The Times' parent company, Chicago-based Tronc, announced Friday that Levinsohn is stepping aside while the firm investigates allegations disclosed a day earlier. Times President Mickie Rosen will take over.

National Public Radio reported the allegations of crude conduct and said Levinsohn was a defendant in two sexual harassment lawsuits before he joined the Times as publisher in August. The story also said Levinsohn admitted to rating the physical attractiveness of female colleagues at a digital media company where he worked prior to joining the Los Angeles paper.

Some Times employees had called for Levinsohn to be fired.

Tronc has hired law firm Sidley Austin LLP to investigate the allegations laid out in the NPR report, according to The Times. 

Tronc didn't indicate how long the investigation will take. But in an email to employees, Tronc CEO Justin Dearborn said the company won't hesitate to "take further action, if appropriate, once the review is complete."

News of the probe cam as journalists with the paper voted to unionize for the first time in the paper's 136-year history. 

The National Labor Relations Board on Friday announced results of a Jan. 4 newsroom vote.
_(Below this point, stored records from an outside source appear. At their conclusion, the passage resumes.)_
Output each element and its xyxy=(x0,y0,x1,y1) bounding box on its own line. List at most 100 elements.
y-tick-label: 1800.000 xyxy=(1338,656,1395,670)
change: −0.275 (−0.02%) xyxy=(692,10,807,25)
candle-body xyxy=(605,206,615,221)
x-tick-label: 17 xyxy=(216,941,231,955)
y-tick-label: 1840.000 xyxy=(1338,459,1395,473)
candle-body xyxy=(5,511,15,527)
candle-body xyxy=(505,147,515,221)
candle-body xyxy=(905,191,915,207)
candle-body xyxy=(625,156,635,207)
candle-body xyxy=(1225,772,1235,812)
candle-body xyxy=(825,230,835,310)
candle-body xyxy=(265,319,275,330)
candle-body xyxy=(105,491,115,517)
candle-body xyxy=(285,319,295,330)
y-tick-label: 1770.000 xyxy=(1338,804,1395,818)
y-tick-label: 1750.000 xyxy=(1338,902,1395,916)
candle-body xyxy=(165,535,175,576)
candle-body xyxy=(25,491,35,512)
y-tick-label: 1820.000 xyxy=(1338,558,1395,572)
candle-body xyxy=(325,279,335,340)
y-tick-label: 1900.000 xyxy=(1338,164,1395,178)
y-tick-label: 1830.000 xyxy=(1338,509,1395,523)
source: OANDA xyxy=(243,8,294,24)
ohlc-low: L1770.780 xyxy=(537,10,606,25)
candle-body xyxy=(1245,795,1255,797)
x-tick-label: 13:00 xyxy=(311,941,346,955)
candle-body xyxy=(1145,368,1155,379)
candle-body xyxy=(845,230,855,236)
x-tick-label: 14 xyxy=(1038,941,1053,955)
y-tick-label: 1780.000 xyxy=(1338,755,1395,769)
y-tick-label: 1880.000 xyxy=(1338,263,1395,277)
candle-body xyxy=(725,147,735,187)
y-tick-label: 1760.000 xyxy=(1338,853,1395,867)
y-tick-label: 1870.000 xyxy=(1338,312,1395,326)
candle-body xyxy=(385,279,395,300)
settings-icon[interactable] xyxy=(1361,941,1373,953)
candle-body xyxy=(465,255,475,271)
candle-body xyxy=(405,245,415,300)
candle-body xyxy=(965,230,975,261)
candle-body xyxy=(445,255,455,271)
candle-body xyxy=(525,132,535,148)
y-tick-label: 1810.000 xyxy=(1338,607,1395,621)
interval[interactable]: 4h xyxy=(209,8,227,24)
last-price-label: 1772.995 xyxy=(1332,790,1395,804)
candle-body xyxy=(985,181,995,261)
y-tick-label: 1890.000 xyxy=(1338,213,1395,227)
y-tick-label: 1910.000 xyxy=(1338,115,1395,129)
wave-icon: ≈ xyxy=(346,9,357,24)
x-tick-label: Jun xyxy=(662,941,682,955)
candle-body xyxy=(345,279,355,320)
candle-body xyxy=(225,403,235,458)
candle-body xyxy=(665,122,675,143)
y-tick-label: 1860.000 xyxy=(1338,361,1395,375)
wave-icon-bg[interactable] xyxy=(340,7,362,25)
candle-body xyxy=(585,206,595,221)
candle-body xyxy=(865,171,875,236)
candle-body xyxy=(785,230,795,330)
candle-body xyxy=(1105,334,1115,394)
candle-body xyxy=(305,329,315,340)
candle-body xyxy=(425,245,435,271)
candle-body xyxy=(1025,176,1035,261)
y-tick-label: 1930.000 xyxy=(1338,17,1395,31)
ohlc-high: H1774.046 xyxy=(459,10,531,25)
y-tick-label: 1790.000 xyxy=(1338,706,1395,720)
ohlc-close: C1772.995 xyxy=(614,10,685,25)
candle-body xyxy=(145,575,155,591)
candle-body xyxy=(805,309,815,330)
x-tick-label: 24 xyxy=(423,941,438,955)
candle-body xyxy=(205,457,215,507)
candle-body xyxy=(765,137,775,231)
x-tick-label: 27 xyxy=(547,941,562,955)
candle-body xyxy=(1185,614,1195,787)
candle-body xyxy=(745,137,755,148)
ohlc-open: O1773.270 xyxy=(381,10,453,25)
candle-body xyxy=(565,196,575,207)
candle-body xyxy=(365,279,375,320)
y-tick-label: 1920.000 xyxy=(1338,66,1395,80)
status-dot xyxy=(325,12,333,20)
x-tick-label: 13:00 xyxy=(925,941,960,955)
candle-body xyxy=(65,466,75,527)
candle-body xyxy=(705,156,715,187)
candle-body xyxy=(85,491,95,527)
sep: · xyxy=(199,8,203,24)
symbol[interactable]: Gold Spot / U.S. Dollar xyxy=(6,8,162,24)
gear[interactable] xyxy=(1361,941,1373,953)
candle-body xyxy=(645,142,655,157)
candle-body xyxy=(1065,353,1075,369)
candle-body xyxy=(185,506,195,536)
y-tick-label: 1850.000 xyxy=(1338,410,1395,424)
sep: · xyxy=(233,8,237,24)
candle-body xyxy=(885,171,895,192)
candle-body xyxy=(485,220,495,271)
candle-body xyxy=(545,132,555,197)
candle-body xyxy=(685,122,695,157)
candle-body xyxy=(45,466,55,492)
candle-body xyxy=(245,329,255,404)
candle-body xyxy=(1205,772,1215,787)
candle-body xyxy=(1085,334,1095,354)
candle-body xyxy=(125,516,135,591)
Reporters, copy editors and other workers voted 248 to 44 for representation by NewsGuild-Communications Workers of America.

The union will now begin negotiating for a contract with Tronc.

Tronc, which also owns the Chicago Tribune, San Diego Union-Tribune and Orlando Sentinel, said it respects the outcome of the Times election and looks forward to what it calls "productive conversations with union leadership."

The Times vote followed rising discontent with working conditions as the paper slashed jobs and struggled with declining advertising revenues and falling circulation in the face of online competition.